– Вы, конечно, правы, но как бы это поточнее выразиться, правы лишь теоретически. Но на практике, увы, как говорил Гете устами Фауста: суха теория мой друг, а древо жизни пышно зеленеет. Я бы перефразировал это крылатое изречение применительно к нашей жизни: в теории на земле должны расти только полезные злаки, но в реальной жизни сорняков вырастает куда больше, – Москаленко вдруг как будто запнулся. – Впрочем, я, кажется, несколько отвлекся. Так вот, как и зачем я стал писателем. Вы не можете не помнить, что в Советском Союзе стать писателем было и престижно и довольно хлебно. Те, кому посчастливилось стать профессиональными литераторами, то есть вступить в Союз Писателей, а тем более, кто пробился в руководство Союза… они регулярно печатались и издавались и очень недурно за это получали. При этом наличие таланта было совсем не обязательно. Главное писать то, что нужно Партии и Правительству.
– Да, но сейчас-то я думаю совсем не так, нет того гнетущего идеологического пресса, – вставил реплику Рожков.
– Да, нет, но я не то вам хочу сказать, – впервые, в течении всего разговора Москаленко недовольно поморщился, и с лица его сползла гримаса безмерного дружелюбия. – Меня, тогда еще совсем молодого поэта, впервые побывавшего в Москве, на съезде молодых писателей, потусовавшегося в ЦДЛе… В общем, меня эта богемная жизнь тогдашних писателей спровоцировала и я стал из кожи лезть, делать эту самую литературную карьеру поступить в Литинститут. А сейчас… сейчас к сожалению кормушка уже не та, но тем старикам, кто всю жизнь стремился делать эту самую писательскую карьеру в рамках Союза Писателей, им-то куда деваться, в том числе и мне? Нам обратной дороги просто нет, – Москаленко уже смотрел перед собой с грустной улыбкой.
– Извините, но я не могу не спросить, только не обижайтесь… Разве вам не совестно, зная что вы не обладаете ни поэтическим, ни прозаическим дарованием, печататься, издаваться вместо тех, кто этого более достоин? – В этой реплике Рожков отчасти имел в виду и самого себя, ведь он являлся одним из тех десятков или даже сотен тысяч авторов, которым несмотря на неоднократные попытки, так и не удалось напечататься в известных литературных изданиях.
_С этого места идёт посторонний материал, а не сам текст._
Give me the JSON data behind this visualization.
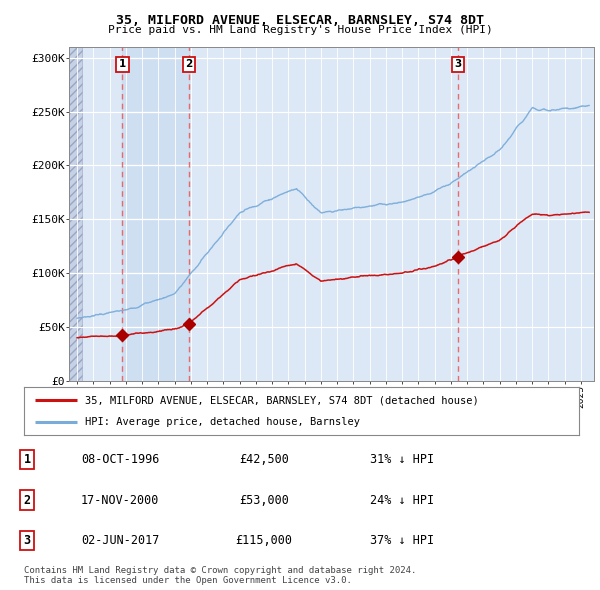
{
  "title": "35, MILFORD AVENUE, ELSECAR, BARNSLEY, S74 8DT",
  "subtitle": "Price paid vs. HM Land Registry's House Price Index (HPI)",
  "ylim": [
    0,
    310000
  ],
  "yticks": [
    0,
    50000,
    100000,
    150000,
    200000,
    250000,
    300000
  ],
  "ytick_labels": [
    "£0",
    "£50K",
    "£100K",
    "£150K",
    "£200K",
    "£250K",
    "£300K"
  ],
  "plot_bg": "#dce8f5",
  "hpi_color": "#7aacda",
  "price_color": "#cc1111",
  "dashed_color": "#ee5555",
  "sale_marker_color": "#aa0000",
  "sale_points": [
    {
      "year": 1996.78,
      "price": 42500,
      "label": "1"
    },
    {
      "year": 2000.88,
      "price": 53000,
      "label": "2"
    },
    {
      "year": 2017.42,
      "price": 115000,
      "label": "3"
    }
  ],
  "table_rows": [
    {
      "num": "1",
      "date": "08-OCT-1996",
      "price": "£42,500",
      "hpi": "31% ↓ HPI"
    },
    {
      "num": "2",
      "date": "17-NOV-2000",
      "price": "£53,000",
      "hpi": "24% ↓ HPI"
    },
    {
      "num": "3",
      "date": "02-JUN-2017",
      "price": "£115,000",
      "hpi": "37% ↓ HPI"
    }
  ],
  "legend_entries": [
    {
      "label": "35, MILFORD AVENUE, ELSECAR, BARNSLEY, S74 8DT (detached house)",
      "color": "#cc1111"
    },
    {
      "label": "HPI: Average price, detached house, Barnsley",
      "color": "#7aacda"
    }
  ],
  "footer": "Contains HM Land Registry data © Crown copyright and database right 2024.\nThis data is licensed under the Open Government Licence v3.0."
}
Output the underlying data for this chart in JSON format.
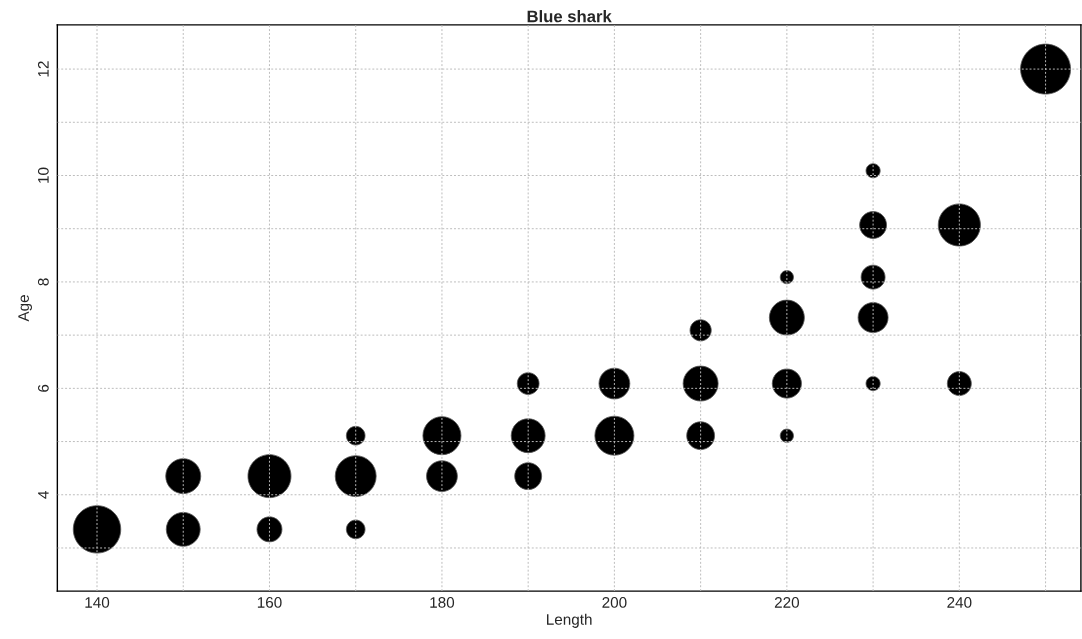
{
  "chart_data": {
    "type": "bubble",
    "title": "Blue shark",
    "xlabel": "Length",
    "ylabel": "Age",
    "color": "#000000",
    "x": [
      140,
      150,
      150,
      160,
      160,
      170,
      170,
      170,
      180,
      180,
      190,
      190,
      190,
      200,
      200,
      210,
      210,
      210,
      220,
      220,
      220,
      220,
      230,
      230,
      230,
      230,
      230,
      240,
      240,
      250
    ],
    "values": [
      3.35,
      3.35,
      4.35,
      3.35,
      4.35,
      3.35,
      4.35,
      5.11,
      4.35,
      5.11,
      4.35,
      5.11,
      6.09,
      5.11,
      6.09,
      5.11,
      6.09,
      7.09,
      5.11,
      6.09,
      7.33,
      8.09,
      6.09,
      7.33,
      8.09,
      9.07,
      10.09,
      6.09,
      9.07,
      12.0
    ],
    "sizes": [
      0.9,
      0.46,
      0.49,
      0.25,
      0.74,
      0.14,
      0.67,
      0.14,
      0.38,
      0.58,
      0.29,
      0.46,
      0.19,
      0.61,
      0.38,
      0.31,
      0.49,
      0.18,
      0.07,
      0.34,
      0.49,
      0.07,
      0.08,
      0.36,
      0.23,
      0.29,
      0.08,
      0.23,
      0.71,
      1.0
    ],
    "xlim": [
      135.4,
      254.1
    ],
    "ylim": [
      2.19,
      12.83
    ],
    "xticks": [
      140,
      {
        "value": 150,
        "label": null
      },
      160,
      {
        "value": 170,
        "label": null
      },
      180,
      {
        "value": 190,
        "label": null
      },
      200,
      {
        "value": 210,
        "label": null
      },
      220,
      {
        "value": 230,
        "label": null
      },
      240,
      {
        "value": 250,
        "label": null
      }
    ],
    "yticks": [
      {
        "value": 3,
        "label": null
      },
      4,
      {
        "value": 5,
        "label": null
      },
      6,
      {
        "value": 7,
        "label": null
      },
      8,
      {
        "value": 9,
        "label": null
      },
      10,
      {
        "value": 11,
        "label": null
      },
      12
    ],
    "grid": true
  }
}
– Мне… совестно? Ну что вы, если не стану печататься я, то вместо меня не будут печатать, этих, как вы выразились талантливых авторов. Меня тут же заменят штатными авторами из той же «союзной обоймы». И я в этой «обойме» занимаю свое место по праву. Вы знаете, сколько я преодолел всевозможных препятствий, чтобы в нее попасть? Я вам вкратце расскажу. Я ведь родом с Украины с маленького шахтерского поселка и сам в молодости работал шахтером. Там у молодежи почти не было иного пути, большинство шло на шахту. Мне иногда в кошмарных снах видятся жуткие картины, что я успел пережить там за свой незначительный период шахтерской деятельности. Проработав в шахте всего полгода, я раз и навсегда поставил перед собой цель, ни в коем случае в эту преисподнюю не возвращаться. Кем мне только не пришлось побывать, и экспедитором, и проводником в железнодорожных вагонах, и пасоломщиком. Да-да, я пел псалмы в церкви, пока не определил, что выгоднее всего, в то советское время писать идеологически выдержанные стихи. Ну, и начал славить партию и комсомол, и меня стали довольно регулярно печатать сначала в газетах и журналах у нас на Украине, потом и в Москве заметили, приняли в Союз Писателей. А с членским билетом мне открылась прямая дорога в Литинститут. Правда, на очное отделение у меня уже к тому времени годы вышли, пришлось заочно кончать. А дальше вы знаете, вот дорос до секретаря, – Москаленко с явным удовольствием повествовал о маршруте своего подъема из шахтерской преисподней в литературные начальники.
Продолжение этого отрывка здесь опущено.